K-means sorts data based on averages. Dr Mike Pound explains how it works.

Dr. Mike's Code:

% This script is the one mentioned during the Computerphile Image

% Segmentation video. I chose matlab because it's a popular tool for

% quickly prototyping things. Matlab licenses are pricey, if you don't have

% one (or, like me, work for an organisation that does) try Octave as a

% good free alternative. This code should work in Octave too.

% Load in an input image

im = imread('C:\Path\Of\Input\Image.jpg');

% In matlab, K-means operates on a 2D array, where each sample is one row,

% and the features are the columns. We can use the reshape function to turn

% the image into this format, where each pixel is one row, and R,G and B

% are the columns. We are turning a W,H,3 image into W*H,3

% We also cast to a double array, because K-means requires it in matlab

imflat = double(reshape(im, size(im,1) * size(im,2), 3));

% I specify that initialisation shuold sample points at

% random, rather than anything complex like kmeans++ initialisation.
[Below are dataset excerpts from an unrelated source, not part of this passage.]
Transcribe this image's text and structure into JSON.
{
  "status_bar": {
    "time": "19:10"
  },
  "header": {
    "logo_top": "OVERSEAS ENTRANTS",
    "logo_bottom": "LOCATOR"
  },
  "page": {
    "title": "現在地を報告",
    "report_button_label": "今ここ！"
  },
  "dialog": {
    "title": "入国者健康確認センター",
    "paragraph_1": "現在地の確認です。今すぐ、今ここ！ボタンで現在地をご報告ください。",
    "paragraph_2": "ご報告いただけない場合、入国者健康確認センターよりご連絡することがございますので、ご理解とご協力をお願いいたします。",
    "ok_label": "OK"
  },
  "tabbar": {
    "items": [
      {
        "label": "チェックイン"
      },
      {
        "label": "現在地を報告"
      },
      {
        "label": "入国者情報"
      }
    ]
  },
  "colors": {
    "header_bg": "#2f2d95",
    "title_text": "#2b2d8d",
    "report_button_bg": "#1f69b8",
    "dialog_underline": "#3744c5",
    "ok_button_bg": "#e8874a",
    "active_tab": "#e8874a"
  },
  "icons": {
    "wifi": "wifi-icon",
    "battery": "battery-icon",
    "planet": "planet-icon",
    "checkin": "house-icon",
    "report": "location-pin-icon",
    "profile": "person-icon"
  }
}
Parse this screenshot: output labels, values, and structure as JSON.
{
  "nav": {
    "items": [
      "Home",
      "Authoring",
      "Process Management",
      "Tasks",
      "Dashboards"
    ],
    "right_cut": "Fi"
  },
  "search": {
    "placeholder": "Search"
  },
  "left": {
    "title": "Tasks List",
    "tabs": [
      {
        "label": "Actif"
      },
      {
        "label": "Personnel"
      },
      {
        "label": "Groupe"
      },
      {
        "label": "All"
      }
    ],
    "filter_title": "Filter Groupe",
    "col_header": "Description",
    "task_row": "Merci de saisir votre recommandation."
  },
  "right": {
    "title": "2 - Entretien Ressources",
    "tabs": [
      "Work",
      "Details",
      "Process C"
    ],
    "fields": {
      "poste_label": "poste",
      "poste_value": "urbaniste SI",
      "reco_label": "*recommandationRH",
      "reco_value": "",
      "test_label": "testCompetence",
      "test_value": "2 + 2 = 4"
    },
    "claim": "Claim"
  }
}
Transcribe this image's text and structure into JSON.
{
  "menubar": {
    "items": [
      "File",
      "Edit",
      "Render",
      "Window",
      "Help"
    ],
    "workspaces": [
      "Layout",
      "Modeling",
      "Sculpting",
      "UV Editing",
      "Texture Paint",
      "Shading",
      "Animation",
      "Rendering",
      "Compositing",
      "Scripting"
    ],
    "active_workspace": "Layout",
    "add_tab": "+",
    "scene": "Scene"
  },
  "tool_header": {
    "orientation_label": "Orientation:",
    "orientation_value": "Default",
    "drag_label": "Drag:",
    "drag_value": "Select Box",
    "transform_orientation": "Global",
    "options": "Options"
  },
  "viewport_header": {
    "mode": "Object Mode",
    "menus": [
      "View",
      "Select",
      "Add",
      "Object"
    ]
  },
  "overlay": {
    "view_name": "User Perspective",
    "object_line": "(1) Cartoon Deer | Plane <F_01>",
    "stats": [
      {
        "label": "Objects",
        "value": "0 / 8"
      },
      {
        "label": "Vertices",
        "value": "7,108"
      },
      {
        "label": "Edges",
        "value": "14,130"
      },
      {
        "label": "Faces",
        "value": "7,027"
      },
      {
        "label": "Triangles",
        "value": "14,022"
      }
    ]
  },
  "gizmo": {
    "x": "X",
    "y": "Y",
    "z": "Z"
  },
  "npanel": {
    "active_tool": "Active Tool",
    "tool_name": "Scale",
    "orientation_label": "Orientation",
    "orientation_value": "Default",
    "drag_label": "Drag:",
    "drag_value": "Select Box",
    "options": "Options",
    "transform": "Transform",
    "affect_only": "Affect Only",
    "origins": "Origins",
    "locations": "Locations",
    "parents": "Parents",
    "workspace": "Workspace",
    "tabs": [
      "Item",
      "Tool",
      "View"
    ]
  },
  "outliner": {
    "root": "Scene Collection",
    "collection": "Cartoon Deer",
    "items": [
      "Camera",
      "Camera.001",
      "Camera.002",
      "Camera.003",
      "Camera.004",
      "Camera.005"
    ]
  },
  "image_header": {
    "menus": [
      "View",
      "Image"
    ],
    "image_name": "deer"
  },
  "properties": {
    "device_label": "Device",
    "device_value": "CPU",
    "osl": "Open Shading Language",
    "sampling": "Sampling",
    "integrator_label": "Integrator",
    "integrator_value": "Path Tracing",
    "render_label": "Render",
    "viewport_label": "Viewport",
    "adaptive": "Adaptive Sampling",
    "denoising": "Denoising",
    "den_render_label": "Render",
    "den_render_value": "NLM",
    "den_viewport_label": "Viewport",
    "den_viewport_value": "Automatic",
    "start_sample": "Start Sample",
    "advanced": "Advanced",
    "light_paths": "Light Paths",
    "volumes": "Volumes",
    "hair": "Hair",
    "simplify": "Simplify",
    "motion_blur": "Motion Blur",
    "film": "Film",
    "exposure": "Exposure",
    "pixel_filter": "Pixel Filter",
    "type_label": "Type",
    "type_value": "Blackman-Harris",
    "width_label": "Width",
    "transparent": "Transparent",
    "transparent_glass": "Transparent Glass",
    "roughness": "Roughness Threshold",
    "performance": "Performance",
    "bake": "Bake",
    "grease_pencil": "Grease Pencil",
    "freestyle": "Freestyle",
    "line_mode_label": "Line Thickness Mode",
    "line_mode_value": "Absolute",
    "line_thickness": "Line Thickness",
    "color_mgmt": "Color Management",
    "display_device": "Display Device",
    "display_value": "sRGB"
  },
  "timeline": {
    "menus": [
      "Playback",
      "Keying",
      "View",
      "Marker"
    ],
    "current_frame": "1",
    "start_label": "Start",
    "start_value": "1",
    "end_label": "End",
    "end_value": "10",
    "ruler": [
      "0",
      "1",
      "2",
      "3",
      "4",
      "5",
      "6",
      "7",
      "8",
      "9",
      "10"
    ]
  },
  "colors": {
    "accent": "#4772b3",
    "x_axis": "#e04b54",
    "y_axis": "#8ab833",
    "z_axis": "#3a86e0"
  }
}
% Kmeans++ takes a long time if you are using 256 classes.

% Perform k-means. This function returns the class IDs assigned to each

% pixel, and in this case we also want the mean values for each class -

% what colour is each class. This can take a long time if the value for K

% is large, I've used the sampling start strategy to speed things up.
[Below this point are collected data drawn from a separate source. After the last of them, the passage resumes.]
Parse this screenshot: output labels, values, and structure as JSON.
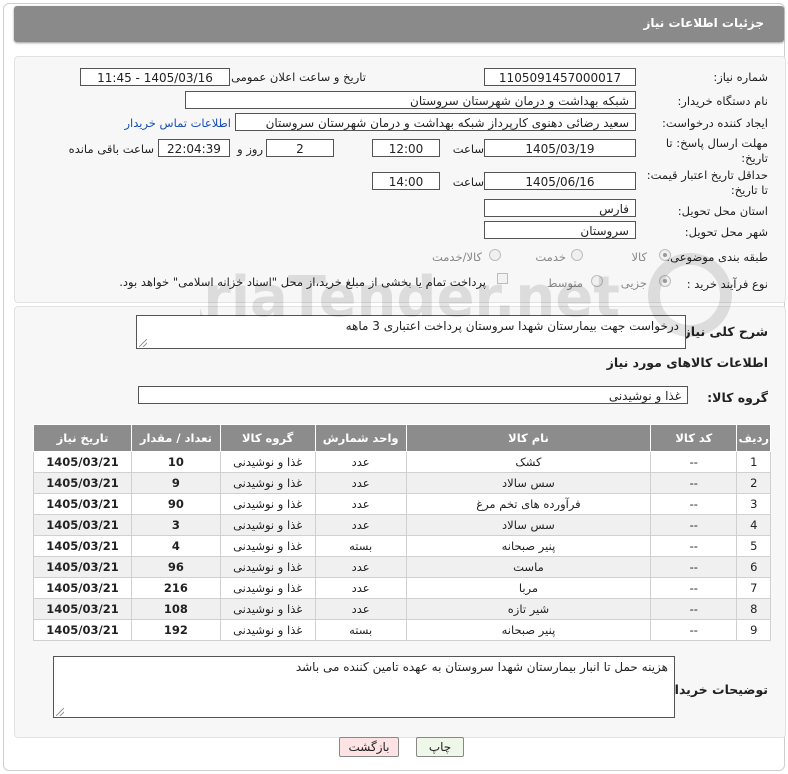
{
  "header": {
    "title": "جزئیات اطلاعات نیاز"
  },
  "form": {
    "need_number_label": "شماره نیاز:",
    "need_number": "1105091457000017",
    "announce_label": "تاریخ و ساعت اعلان عمومی:",
    "announce_value": "1405/03/16 - 11:45",
    "buyer_org_label": "نام دستگاه خریدار:",
    "buyer_org": "شبکه بهداشت و درمان شهرستان سروستان",
    "requester_label": "ایجاد کننده درخواست:",
    "requester": "سعید رضائی دهنوی کارپرداز شبکه بهداشت و درمان شهرستان سروستان",
    "contact_link": "اطلاعات تماس خریدار",
    "deadline_label_1": "مهلت ارسال پاسخ: تا",
    "deadline_label_2": "تاریخ:",
    "deadline_date": "1405/03/19",
    "time_label": "ساعت",
    "deadline_time": "12:00",
    "days_value": "2",
    "days_label": "روز و",
    "remaining_time": "22:04:39",
    "remaining_label": "ساعت باقی مانده",
    "validity_label_1": "حداقل تاریخ اعتبار قیمت:",
    "validity_label_2": "تا تاریخ:",
    "validity_date": "1405/06/16",
    "validity_time": "14:00",
    "province_label": "استان محل تحویل:",
    "province": "فارس",
    "city_label": "شهر محل تحویل:",
    "city": "سروستان",
    "category_label": "طبقه بندی موضوعی:",
    "category_options": [
      "کالا",
      "خدمت",
      "کالا/خدمت"
    ],
    "process_label": "نوع فرآیند خرید :",
    "process_options": [
      "جزیی",
      "متوسط"
    ],
    "payment_note": "پرداخت تمام یا بخشی از مبلغ خرید،از محل \"اسناد خزانه اسلامی\" خواهد بود."
  },
  "details": {
    "desc_label": "شرح کلی نیاز:",
    "desc_value": "درخواست جهت بیمارستان شهدا سروستان پرداخت اعتباری 3 ماهه",
    "items_title": "اطلاعات کالاهای مورد نیاز",
    "group_label": "گروه کالا:",
    "group_value": "غذا و نوشیدنی"
  },
  "table": {
    "headers": [
      "ردیف",
      "کد کالا",
      "نام کالا",
      "واحد شمارش",
      "گروه کالا",
      "تعداد / مقدار",
      "تاریخ نیاز"
    ],
    "rows": [
      [
        "1",
        "--",
        "کشک",
        "عدد",
        "غذا و نوشیدنی",
        "10",
        "1405/03/21"
      ],
      [
        "2",
        "--",
        "سس سالاد",
        "عدد",
        "غذا و نوشیدنی",
        "9",
        "1405/03/21"
      ],
      [
        "3",
        "--",
        "فرآورده های تخم مرغ",
        "عدد",
        "غذا و نوشیدنی",
        "90",
        "1405/03/21"
      ],
      [
        "4",
        "--",
        "سس سالاد",
        "عدد",
        "غذا و نوشیدنی",
        "3",
        "1405/03/21"
      ],
      [
        "5",
        "--",
        "پنیر صبحانه",
        "بسته",
        "غذا و نوشیدنی",
        "4",
        "1405/03/21"
      ],
      [
        "6",
        "--",
        "ماست",
        "عدد",
        "غذا و نوشیدنی",
        "96",
        "1405/03/21"
      ],
      [
        "7",
        "--",
        "مربا",
        "عدد",
        "غذا و نوشیدنی",
        "216",
        "1405/03/21"
      ],
      [
        "8",
        "--",
        "شیر تازه",
        "عدد",
        "غذا و نوشیدنی",
        "108",
        "1405/03/21"
      ],
      [
        "9",
        "--",
        "پنیر صبحانه",
        "بسته",
        "غذا و نوشیدنی",
        "192",
        "1405/03/21"
      ]
    ]
  },
  "buyer_notes": {
    "label": "توضیحات خریدار:",
    "value": "هزینه حمل تا انبار بیمارستان شهدا سروستان به عهده تامین کننده می باشد"
  },
  "buttons": {
    "print": "چاپ",
    "back": "بازگشت"
  },
  "watermark": {
    "text": "AriaTender.net"
  },
  "colors": {
    "header_bg": "#8a8a8a",
    "link": "#1a4fb8",
    "back_btn": "#fde3e3",
    "print_btn": "#eef7e8"
  }
}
% While KMeans is running, it will show you the iteration count, and the

% number of pixels that have changed class since last iteration. This

% number should get lower and lower, as the means settle on appropriate

% values. For large K, it's unlikely that we will ever reach zero movement

% (convergence) within 150 iterations.

K = 3

[kIDs, kC] = kmeans(imflat, K, 'Display', 'iter', 'MaxIter', 150, 'Start', 'sample');

% Matlab can output paletted images, that is, grayscale images where the

% colours are stored in a separate array. This array is kC, and kIDs are

% the grayscale indices.

colormap = kC / 256; % Scale 0-1, since this is what matlab wants

% Reshape kIDs back into the original image shape

imout = reshape(uint8(kIDs), size(im,1), size(im,2));

% Save file out, you need to subtract 1 from the image classes, since once

% stored in the file the values should go from 0-255, not 1-256 like matlab

% would do.

imwrite(imout - 1, colormap, 'C:\Path\Of\Output\Image.png');